Miserere Nostri belongs to the English Elizabethan tradition of setting the Miserere texts, Miserere Mei, Miserere Mihi and Miserere Nostri to canonic musical settings, primarily as a demonstration of technical skill.
Tallisís setting is a canon six in two; six voices are used to create a simultaneous or double canon. The first is a canon at the unison, between the two highest voices. Superius 1 is the antecedent (the first sounding voice) by one semi-breve. The second is a mensuration canon of four voices, all beginning simultaneously. The Discantus part is the antecedent with the Contra tenor in canon in double augmentation (the notes are four times longer). The two Bassus parts are in canon per Arsin et Thesin, that is they are inverted so that upward intervals in the antecedent are downward in the consequent (the answer). Bassus 2 is augmented (the note values are doubled) and Bassus 1 is triple augmented (the note values are eight times longer).
Despite this complexity and the consequently dense texture, Miserere Nostri sounds unmistakably like Tallis containing no stilted or contrived writing that can sometimes pervade in less successful canonic essays.
The two leading canonic voices, Superius and Discantus are both marked with signa indicating in the case of the Superius part the point at which the consequent enters, and in the case of the Discantus part the extent of the mensural canons.
Tallis wrote Miserere Nostri during the reign of Elizabeth I sometime before 1575. In his hand-written score of 1770 (Lbm Add. MSS. 14398) Mr. Warren ascribes it to 1570, though it is not known on what authority.

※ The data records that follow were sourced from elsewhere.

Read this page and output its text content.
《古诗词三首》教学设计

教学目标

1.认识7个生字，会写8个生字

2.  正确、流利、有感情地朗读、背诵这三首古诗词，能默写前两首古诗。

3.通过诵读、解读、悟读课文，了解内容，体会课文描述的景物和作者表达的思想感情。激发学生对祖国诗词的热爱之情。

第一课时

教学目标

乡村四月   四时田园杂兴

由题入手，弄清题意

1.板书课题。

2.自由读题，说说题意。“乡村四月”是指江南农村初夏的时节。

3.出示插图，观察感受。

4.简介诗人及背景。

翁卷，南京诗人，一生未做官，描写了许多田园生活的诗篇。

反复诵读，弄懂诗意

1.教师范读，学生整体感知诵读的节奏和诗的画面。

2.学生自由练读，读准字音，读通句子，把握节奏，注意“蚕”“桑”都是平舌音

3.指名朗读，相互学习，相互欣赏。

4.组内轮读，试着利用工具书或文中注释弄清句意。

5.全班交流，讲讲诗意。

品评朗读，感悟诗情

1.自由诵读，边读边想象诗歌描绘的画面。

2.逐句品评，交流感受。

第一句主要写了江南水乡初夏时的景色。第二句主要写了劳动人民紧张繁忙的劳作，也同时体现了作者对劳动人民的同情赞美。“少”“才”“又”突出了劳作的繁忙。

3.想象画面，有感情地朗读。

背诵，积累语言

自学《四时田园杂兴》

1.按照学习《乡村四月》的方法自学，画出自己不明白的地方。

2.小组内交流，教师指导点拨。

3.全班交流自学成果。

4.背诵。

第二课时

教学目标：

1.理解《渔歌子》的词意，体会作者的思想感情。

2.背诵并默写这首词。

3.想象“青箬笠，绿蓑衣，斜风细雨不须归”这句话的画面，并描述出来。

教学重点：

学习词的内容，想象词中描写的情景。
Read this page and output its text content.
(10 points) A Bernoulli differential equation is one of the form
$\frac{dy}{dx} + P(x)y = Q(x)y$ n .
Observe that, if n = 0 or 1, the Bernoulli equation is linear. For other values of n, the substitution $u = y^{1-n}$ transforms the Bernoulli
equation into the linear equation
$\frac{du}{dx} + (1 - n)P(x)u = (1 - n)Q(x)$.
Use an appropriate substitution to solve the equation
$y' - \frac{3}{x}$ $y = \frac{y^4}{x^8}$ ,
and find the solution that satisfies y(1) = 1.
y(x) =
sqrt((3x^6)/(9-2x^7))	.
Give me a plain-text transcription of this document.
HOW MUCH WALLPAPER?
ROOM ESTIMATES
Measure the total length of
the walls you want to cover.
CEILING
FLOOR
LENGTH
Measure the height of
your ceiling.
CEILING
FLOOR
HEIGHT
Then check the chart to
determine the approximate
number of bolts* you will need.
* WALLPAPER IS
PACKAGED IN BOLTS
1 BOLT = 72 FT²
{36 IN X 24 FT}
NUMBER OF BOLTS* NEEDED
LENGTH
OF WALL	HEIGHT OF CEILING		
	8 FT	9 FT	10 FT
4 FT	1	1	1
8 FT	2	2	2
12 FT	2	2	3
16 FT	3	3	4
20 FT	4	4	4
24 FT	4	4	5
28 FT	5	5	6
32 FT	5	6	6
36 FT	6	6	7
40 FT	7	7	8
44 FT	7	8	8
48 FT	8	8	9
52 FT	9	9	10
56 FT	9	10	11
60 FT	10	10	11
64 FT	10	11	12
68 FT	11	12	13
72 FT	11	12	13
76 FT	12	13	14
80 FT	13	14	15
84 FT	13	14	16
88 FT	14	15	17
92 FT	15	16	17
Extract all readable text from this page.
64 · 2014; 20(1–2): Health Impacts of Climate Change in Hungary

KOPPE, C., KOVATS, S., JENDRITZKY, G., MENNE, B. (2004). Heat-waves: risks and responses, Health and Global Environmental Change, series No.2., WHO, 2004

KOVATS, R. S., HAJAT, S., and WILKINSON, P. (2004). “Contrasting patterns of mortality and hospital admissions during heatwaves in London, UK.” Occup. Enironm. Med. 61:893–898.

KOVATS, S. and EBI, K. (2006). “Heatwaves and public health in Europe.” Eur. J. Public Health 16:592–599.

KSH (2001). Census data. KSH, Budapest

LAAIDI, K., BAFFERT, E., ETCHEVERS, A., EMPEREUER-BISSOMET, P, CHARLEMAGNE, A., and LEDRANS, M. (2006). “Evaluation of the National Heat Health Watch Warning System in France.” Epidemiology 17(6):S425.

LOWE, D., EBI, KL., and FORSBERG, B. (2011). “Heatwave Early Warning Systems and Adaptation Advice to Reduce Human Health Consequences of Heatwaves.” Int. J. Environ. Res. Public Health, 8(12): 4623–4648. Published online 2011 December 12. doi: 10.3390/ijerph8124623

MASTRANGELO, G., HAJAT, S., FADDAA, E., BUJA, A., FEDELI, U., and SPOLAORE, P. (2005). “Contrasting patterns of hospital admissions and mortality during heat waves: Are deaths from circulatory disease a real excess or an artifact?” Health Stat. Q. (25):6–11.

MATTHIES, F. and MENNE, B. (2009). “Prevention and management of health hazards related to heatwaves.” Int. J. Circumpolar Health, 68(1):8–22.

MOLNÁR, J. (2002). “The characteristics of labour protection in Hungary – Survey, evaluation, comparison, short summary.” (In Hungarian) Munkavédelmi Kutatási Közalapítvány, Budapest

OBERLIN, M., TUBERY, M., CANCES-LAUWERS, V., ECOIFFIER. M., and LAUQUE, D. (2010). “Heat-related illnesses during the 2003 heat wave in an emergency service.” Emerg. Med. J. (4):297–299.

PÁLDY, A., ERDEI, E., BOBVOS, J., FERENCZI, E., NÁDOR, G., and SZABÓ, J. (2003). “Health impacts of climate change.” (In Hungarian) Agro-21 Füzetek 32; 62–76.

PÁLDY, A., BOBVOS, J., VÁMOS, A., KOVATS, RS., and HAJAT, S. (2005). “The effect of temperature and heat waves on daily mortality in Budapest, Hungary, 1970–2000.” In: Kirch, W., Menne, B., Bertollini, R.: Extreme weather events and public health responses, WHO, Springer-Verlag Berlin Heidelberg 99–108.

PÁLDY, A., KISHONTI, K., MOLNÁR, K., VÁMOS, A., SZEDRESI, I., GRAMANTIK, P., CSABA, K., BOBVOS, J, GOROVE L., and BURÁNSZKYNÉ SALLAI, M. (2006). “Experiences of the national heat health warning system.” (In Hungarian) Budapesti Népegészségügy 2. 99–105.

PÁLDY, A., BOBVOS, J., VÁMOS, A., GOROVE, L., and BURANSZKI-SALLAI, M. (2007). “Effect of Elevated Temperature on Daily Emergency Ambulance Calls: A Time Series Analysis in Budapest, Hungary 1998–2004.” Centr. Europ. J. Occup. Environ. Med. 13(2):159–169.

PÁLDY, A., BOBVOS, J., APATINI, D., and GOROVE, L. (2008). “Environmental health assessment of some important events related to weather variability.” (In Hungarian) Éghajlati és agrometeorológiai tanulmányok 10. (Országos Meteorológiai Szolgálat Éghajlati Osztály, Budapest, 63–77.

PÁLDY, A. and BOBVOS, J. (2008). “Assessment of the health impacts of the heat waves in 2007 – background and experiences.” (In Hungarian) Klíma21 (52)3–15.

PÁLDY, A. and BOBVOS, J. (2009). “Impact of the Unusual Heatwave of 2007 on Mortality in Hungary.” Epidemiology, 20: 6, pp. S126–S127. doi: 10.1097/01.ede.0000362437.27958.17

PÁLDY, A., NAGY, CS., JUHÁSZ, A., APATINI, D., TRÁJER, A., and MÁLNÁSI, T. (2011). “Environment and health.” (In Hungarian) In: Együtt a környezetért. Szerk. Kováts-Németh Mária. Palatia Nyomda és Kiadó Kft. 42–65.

The text appears at least twice in the liturgy: as verse 3 of psalm 122 and as the anti-penultimate verse of the Te Deum. The phrase Miserere nostri is an alternative form of the more familiar Miserere nobis found in the mass ordinary.
Cantiones Sacrae 1575. A collection of Latin motets published jointly by Tallis and his younger contemporary, William Byrd, in 1575 and designed primarily for use in private performance. It was typeset by Thomas Vautrollerius under the supervision of the composers but since it was the first published music in England their lack of experience clearly shows. Not all errors were spotted at the proof stage and frequently the print run was stopped and further corrections made. Each one of the 15 or so extant copies of Cantiones Sacrae differ in minor detail. The Discantus part book ascribes Miserere Nostri to W. Birdi rather than T. Tallis - a printerís error which is perhaps explicable because motet number 29 is Miserere Mihi by Byrd. A further error is the omission of the time signatures in the Superius Secundus and Contra Tenor parts.
Miserere Nostri is the thirty fourth and final motet in the collection. The index describes Miserere Nostri thus;
6 partes in duabus, cum, uni parte ad placitum. (Canon six in two, one freely composed part).